Double Bottom Reversal CFD Strategy
Double Bottom Reversal CFDs Strategy
Double bottom down cfd trend reversal trading strategy is a reversal cfd pattern which forms after an extended cfd down trend. Double bottoms down cfd trend reversal trading strategy is made up of 2 consecutive troughs which are roughly equal, with a moderate peak between.
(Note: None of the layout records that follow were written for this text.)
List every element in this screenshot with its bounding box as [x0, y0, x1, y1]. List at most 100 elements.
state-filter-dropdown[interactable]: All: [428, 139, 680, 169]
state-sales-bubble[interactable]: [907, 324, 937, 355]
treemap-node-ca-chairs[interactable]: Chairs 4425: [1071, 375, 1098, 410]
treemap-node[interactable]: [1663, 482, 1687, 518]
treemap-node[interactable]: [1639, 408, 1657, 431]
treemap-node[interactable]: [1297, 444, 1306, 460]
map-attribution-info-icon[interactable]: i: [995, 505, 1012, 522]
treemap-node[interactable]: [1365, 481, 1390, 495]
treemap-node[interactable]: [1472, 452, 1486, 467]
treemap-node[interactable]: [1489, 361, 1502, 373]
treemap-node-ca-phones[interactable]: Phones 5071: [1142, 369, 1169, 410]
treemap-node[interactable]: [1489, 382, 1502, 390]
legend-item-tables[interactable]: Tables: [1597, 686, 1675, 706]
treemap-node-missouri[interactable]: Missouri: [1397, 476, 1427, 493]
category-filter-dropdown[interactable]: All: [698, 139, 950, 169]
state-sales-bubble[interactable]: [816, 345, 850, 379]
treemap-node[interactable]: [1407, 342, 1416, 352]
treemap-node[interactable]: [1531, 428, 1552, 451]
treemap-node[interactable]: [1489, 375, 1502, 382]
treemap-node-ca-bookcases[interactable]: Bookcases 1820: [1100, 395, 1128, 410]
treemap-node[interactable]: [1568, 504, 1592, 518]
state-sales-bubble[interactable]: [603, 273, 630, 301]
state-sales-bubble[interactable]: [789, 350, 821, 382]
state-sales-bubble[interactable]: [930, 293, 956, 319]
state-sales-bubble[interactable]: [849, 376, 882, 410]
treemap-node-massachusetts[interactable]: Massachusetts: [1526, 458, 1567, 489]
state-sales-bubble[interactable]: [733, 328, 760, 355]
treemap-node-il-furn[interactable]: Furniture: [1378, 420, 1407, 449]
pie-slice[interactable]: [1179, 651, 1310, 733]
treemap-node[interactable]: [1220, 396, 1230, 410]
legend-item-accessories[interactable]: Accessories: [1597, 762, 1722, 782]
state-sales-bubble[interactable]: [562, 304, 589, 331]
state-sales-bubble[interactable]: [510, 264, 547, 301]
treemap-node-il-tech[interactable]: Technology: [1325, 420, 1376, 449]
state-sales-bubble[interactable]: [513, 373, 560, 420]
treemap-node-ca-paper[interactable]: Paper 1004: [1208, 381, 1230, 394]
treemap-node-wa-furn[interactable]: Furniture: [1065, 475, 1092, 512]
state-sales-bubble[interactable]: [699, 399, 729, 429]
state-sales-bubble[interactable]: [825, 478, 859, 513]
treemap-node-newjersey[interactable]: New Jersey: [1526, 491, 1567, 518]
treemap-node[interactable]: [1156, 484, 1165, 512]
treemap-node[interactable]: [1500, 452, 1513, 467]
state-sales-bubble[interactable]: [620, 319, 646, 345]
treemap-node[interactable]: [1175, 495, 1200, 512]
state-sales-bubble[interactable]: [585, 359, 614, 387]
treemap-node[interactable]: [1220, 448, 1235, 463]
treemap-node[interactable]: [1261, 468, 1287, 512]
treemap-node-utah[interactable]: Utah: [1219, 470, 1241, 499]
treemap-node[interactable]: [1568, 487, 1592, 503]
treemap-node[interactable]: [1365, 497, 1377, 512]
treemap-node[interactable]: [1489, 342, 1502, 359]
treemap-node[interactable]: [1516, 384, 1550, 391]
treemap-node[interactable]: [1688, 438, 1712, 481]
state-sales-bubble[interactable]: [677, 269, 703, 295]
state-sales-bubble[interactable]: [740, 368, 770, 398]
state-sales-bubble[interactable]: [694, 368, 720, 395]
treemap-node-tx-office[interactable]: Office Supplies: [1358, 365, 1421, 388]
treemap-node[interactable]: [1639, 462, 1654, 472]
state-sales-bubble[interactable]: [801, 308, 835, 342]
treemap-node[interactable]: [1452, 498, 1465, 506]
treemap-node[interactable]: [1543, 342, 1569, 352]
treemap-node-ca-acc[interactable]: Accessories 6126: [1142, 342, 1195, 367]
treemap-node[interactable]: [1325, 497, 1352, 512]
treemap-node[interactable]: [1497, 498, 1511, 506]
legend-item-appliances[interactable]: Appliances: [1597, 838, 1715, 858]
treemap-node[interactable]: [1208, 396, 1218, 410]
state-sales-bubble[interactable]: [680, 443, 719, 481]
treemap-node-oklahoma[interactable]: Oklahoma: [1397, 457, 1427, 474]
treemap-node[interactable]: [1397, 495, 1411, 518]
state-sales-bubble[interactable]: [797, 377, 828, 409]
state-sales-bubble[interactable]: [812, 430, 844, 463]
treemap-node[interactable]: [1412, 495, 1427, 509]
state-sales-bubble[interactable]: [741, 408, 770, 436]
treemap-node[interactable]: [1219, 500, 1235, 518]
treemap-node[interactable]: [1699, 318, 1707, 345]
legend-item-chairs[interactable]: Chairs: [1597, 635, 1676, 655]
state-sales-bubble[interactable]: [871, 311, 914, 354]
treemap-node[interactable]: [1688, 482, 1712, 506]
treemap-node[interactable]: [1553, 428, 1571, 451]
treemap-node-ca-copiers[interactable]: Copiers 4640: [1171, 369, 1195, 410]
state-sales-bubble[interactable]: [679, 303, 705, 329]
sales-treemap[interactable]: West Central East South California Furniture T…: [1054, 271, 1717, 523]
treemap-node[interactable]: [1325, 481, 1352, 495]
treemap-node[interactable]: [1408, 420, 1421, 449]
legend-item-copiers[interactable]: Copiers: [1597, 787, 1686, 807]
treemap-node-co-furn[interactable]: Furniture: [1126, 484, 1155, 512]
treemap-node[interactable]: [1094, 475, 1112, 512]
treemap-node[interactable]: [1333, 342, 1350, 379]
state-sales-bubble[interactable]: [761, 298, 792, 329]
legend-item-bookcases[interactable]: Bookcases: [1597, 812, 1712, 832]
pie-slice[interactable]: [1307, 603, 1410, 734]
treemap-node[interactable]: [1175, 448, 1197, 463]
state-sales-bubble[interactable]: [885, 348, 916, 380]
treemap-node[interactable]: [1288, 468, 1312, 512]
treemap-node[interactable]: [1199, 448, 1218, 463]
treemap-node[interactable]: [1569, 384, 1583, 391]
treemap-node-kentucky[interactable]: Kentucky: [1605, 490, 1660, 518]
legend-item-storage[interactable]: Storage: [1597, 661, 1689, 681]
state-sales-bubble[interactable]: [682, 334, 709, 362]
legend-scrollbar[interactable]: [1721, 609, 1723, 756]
Double bottom down cfd trend reversal trading strategy formation is considered complete once cfds price makes the second low and then penetrates the highest point between the lows, called the neck-line. The buy indication from this bottoming out signal occurs when cfd market breaks-out the neckline to the upside.
In CFD, Double bottom down cfd trend reversal strategy formation is an early warning cfd signal that the bearish cfd trend is about to reverse.
Double bottom down cfd trend reversal trading strategy is only considered confirmed once the neckline is broken. In this Double bottoms down cfd trend reversal trading strategy formation the neck line is the resistance level for cfds price. Once this resistance is broken the cfd market will move up.
Summary:
- Double bottom down cfd trend reversal strategy forms after an extended move downwards
- This Double bottom down cfd trend reversal trading strategy formation indicates that there will be a reversal in the cfds market
- We buy when cfds price breaks above the neck line: see below for explanation.

CFD Down Trend Reversal Strategy - Double Bottom Reversal CFD Strategy
The double bottoms reversal pattern looks like a W Shape, the best reversal cfd signal is where the second bottom is higher than the first one as displayed below, this means that the reversal can be confirmed by drawing an upwards cfd trend line as shown below.